The Senate just voted that impeachment is constitutional on a largely partisan split, 56-44.
A day before the impeachment trial of former President Donald Trump gets underway in earnest, the Senate convened to hear debate on the constitutionality of trying a man who no longer holds public office.
House impeachment managers – the prosecution – presented their case on Feb. 9 for the legitimacy of this trial, but Trump’s defense team dismantled that position, citing the constitutional flaw and the complete absence of due process for their client.
Still, the trial will go ahead after an almost party-line vote, with six Republicans agreeing that the proceedings were constitutional.

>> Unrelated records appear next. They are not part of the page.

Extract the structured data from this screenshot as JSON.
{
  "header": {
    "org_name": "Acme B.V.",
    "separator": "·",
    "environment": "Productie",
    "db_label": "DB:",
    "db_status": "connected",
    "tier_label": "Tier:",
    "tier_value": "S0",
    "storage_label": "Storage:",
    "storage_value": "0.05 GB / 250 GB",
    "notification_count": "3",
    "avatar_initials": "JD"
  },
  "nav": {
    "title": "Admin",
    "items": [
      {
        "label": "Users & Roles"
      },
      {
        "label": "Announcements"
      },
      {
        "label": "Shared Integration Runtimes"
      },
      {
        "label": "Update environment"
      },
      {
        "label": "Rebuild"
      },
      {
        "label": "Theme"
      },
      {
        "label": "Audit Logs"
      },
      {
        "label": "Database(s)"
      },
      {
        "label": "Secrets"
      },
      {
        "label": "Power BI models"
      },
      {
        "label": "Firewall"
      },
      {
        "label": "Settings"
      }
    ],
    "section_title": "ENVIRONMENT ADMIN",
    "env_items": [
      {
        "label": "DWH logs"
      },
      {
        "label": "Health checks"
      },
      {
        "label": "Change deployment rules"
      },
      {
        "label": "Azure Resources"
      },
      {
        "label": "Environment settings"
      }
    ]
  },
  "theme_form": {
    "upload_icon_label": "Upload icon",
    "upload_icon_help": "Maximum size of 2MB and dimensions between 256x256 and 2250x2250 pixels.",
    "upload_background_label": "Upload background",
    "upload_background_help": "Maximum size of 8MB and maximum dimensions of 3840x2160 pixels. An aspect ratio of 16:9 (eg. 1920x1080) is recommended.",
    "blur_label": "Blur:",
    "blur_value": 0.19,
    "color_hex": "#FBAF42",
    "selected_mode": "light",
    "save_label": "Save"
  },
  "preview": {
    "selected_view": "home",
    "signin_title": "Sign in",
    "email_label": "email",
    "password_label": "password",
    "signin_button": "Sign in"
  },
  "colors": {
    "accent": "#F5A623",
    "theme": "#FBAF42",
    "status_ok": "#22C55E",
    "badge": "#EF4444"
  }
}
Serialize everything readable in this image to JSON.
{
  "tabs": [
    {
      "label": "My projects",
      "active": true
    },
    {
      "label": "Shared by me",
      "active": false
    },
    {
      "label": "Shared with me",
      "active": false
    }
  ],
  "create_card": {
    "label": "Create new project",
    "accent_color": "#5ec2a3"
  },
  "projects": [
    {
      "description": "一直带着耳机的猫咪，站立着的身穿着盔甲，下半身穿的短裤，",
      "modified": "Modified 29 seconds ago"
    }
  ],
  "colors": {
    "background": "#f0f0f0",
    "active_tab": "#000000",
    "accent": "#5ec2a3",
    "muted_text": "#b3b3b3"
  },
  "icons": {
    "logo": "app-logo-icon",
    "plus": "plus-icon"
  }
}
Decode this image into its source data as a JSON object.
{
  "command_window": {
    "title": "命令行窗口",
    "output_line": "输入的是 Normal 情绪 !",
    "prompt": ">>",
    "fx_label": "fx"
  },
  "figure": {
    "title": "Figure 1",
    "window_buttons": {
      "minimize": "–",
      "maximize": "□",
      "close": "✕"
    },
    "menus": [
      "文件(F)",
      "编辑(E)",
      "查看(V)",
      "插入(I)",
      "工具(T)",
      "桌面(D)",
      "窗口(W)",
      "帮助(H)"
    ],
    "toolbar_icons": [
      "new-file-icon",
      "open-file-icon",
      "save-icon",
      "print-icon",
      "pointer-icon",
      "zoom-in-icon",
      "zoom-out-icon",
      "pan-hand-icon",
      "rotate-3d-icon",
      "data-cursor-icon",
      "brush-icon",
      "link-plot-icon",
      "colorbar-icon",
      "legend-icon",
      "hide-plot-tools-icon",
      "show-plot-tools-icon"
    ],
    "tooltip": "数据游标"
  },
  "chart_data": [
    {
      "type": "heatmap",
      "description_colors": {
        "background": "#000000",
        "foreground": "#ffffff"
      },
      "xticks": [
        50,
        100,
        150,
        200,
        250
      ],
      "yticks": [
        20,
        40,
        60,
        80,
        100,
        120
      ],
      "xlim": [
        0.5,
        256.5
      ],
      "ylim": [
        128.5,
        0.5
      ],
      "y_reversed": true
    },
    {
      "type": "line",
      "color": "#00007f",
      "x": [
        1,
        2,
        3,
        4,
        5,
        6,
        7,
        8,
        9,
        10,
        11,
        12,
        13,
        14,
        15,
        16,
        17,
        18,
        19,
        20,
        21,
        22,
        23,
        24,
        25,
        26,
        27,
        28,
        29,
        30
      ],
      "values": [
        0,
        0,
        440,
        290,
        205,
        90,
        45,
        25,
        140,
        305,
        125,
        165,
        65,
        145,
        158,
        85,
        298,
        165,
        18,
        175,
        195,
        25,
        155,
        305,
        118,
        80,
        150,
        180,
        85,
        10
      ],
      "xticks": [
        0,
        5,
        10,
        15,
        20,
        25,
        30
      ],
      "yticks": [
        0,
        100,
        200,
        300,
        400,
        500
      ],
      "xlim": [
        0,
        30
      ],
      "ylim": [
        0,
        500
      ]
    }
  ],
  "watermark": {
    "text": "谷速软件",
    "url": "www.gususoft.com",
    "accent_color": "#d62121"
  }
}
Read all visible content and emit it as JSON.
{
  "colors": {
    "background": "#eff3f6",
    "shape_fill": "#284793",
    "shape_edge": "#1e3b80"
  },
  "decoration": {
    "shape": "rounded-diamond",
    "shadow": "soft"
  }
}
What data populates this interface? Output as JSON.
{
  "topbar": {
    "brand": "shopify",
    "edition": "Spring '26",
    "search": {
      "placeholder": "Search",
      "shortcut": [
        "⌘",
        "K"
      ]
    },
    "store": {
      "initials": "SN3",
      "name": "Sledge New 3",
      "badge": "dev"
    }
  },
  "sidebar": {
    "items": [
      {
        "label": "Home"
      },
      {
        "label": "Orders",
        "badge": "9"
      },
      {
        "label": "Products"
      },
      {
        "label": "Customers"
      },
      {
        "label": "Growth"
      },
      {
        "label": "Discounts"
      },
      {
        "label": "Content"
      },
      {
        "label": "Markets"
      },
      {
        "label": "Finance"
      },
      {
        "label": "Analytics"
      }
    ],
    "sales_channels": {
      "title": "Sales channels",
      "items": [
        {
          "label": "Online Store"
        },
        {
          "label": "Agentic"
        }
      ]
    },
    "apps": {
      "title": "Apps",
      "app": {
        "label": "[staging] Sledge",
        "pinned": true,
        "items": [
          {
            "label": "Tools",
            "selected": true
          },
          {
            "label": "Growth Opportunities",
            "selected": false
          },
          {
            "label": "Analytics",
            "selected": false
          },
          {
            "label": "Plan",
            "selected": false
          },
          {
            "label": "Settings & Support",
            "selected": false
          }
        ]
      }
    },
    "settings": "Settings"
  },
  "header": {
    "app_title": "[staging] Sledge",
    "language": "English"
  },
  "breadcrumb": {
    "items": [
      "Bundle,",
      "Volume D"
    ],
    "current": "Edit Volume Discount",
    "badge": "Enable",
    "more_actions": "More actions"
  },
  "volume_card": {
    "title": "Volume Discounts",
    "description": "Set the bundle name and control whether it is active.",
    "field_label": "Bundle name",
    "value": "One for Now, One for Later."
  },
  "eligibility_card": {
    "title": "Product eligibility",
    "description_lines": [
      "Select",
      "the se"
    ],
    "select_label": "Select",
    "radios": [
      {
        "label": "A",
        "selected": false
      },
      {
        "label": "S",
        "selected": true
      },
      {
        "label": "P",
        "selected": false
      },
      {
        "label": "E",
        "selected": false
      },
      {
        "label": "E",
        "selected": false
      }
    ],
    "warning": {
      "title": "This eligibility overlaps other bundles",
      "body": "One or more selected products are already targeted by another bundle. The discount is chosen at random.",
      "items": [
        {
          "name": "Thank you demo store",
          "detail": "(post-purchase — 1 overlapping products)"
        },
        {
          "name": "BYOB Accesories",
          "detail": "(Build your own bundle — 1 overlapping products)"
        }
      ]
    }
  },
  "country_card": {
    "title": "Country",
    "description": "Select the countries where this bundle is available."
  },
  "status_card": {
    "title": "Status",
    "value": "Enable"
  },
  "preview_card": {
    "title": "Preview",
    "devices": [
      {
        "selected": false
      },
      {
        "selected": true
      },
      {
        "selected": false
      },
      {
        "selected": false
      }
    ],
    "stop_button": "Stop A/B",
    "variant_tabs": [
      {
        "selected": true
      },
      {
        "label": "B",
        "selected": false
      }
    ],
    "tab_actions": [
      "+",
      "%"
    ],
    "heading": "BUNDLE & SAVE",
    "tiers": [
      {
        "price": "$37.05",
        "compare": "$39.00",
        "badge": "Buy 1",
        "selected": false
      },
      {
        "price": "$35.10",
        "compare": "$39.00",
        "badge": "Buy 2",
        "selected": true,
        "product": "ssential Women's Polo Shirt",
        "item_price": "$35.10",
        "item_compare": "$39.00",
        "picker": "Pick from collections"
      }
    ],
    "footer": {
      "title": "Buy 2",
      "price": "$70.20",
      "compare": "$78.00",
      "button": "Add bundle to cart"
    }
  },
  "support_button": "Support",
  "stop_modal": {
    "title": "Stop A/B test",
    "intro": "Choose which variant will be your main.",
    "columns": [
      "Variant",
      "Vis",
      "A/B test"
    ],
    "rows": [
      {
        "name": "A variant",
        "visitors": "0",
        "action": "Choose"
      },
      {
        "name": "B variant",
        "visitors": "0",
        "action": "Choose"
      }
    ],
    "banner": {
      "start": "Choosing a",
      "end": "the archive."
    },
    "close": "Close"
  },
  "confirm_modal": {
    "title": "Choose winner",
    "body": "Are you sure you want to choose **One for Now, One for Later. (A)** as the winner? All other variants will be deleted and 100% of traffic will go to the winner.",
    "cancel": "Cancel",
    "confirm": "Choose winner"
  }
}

The real question is whether Trump committed the crime of which he is accused, namely, incitement of insurrection. The facts do not favor the accusation. Investigations into the events of Jan. 6 have uncovered a degree of pre-planning, which obviously negates the premise that Trump stirred the crowd to violent action with his speech.
Then there is the inconvenient timeline. Activists were already at the Capitol, tearing down barriers and moving to breach the building itself while the former president was still addressing his supporters some considerable distance away.
Now that what was largely seen as a formality is over, the trial begins in earnest on Wednesday, Feb. 10. All that really remains to be seen now is whether the six Republican senators who voted to proceed will also vote to convict Trump, who will almost certainly not be convicted and not removed from the office he no longer holds.